NGS Week 11 Homework Assignment

Task 3: Align ChIP-seq reads to the human reference genome

Q3.1. Execute your script and report its contents for your answer [ 1 point ].

# 
#SBATCH --nodes=1
#SBATCH --tasks-per-node=1
#SBATCH --cpus-per-task=8
#SBATCH --time=8:00:00
#SBATCH --mem=8GB
#SBATCH --job-name=download_reads
#SBATCH --mail-type=FAIL,END
#SBATCH --mail-user=bl2477@nyu.edu

module load bwa/intel/0.7.17

bwa mem -M -t $SLURM_CPUS_PER_TASK /scratch/work/courses/BI7653/hw3.2022/hg38/Homo_sapiens.GRCh38.dna_sm.primary_assembly.normalized.fa SRR7207011_filtered.fq > SRR7207011.sam

bwa mem -M -t $SLURM_CPUS_PER_TASK /scratch/work/courses/BI7653/hw3.2022/hg38/Homo_sapiens.GRCh38.dna_sm.primary_assembly.normalized.fa SRR7207017_filtered.fq > SRR7207017.sam

bwa mem -M -t $SLURM_CPUS_PER_TASK /scratch/work/courses/BI7653/hw3.2022/hg38/Homo_sapiens.GRCh38.dna_sm.primary_assembly.normalized.fa SRR7207089_filtered.fq > SRR7207089.sam

Q3.2: When your alignments from Q3.1 have completed, create a script that will conduct the following 3 steps to prepare the BAMs for downstream analysis.

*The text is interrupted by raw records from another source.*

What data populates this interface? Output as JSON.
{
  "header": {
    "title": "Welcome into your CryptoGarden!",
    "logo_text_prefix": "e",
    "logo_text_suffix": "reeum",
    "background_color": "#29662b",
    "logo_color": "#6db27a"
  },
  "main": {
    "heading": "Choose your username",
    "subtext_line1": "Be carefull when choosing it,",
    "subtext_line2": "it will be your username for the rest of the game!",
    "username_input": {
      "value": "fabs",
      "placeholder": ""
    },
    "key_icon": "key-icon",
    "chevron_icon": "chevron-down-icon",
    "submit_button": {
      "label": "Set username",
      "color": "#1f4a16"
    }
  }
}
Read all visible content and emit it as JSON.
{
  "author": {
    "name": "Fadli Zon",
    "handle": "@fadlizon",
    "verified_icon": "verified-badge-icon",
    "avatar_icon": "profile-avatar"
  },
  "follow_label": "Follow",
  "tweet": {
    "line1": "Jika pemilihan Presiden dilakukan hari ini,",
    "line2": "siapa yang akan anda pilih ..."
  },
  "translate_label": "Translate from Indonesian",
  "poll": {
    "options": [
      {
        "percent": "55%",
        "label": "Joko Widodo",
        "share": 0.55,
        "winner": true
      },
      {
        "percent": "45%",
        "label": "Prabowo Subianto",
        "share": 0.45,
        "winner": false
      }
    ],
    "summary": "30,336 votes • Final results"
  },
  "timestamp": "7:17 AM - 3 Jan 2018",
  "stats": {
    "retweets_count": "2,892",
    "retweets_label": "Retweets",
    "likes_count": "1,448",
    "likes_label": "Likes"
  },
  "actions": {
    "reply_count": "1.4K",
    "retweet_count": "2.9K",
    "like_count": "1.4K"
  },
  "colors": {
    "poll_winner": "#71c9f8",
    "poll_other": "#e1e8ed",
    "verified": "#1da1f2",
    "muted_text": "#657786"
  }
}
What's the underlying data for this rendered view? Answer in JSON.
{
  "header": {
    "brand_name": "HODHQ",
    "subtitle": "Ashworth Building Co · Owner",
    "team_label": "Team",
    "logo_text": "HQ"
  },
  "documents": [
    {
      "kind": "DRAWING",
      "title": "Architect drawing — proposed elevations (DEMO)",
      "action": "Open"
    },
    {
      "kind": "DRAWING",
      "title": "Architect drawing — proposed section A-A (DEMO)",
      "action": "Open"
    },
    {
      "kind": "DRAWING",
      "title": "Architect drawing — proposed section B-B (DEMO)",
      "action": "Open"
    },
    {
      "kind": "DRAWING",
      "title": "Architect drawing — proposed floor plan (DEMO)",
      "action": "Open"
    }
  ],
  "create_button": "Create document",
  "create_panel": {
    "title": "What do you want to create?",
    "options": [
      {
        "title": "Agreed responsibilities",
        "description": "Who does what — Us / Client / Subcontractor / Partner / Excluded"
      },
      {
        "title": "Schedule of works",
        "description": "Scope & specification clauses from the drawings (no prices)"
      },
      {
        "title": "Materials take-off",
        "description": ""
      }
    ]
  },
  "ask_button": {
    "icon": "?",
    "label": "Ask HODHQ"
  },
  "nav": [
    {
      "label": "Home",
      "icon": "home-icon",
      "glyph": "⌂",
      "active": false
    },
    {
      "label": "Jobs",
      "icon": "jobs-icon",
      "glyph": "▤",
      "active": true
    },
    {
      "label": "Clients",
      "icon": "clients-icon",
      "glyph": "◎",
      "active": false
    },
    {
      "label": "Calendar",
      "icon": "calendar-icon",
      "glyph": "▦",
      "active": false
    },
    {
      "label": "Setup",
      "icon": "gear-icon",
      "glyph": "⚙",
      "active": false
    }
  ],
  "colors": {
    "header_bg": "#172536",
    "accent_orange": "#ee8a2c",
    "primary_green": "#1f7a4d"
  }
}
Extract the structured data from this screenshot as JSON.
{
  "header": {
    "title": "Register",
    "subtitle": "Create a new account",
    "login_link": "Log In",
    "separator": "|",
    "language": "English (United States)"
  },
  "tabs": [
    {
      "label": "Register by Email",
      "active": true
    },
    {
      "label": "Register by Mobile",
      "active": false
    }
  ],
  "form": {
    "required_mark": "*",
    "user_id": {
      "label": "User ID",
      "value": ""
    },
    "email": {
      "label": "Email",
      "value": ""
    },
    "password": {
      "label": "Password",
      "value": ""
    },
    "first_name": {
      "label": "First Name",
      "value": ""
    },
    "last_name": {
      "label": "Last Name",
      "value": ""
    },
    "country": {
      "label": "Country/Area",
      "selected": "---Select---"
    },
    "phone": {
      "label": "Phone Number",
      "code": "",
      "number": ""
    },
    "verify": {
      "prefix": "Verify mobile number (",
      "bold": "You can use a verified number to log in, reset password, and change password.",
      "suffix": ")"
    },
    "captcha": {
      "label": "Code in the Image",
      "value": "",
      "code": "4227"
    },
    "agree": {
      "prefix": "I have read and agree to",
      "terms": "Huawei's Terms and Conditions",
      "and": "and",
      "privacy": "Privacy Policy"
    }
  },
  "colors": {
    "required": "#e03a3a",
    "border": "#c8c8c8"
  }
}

The expected output is 3 coordinate-sorted BAM files and 3 BAM index files. (note: the simplest approach is to just run each of the required commands below three times, once for SAM). Obviously, you will need to use appropriate output filenames at each step. Execute your script and report its contents for your answer. [ 3 points ].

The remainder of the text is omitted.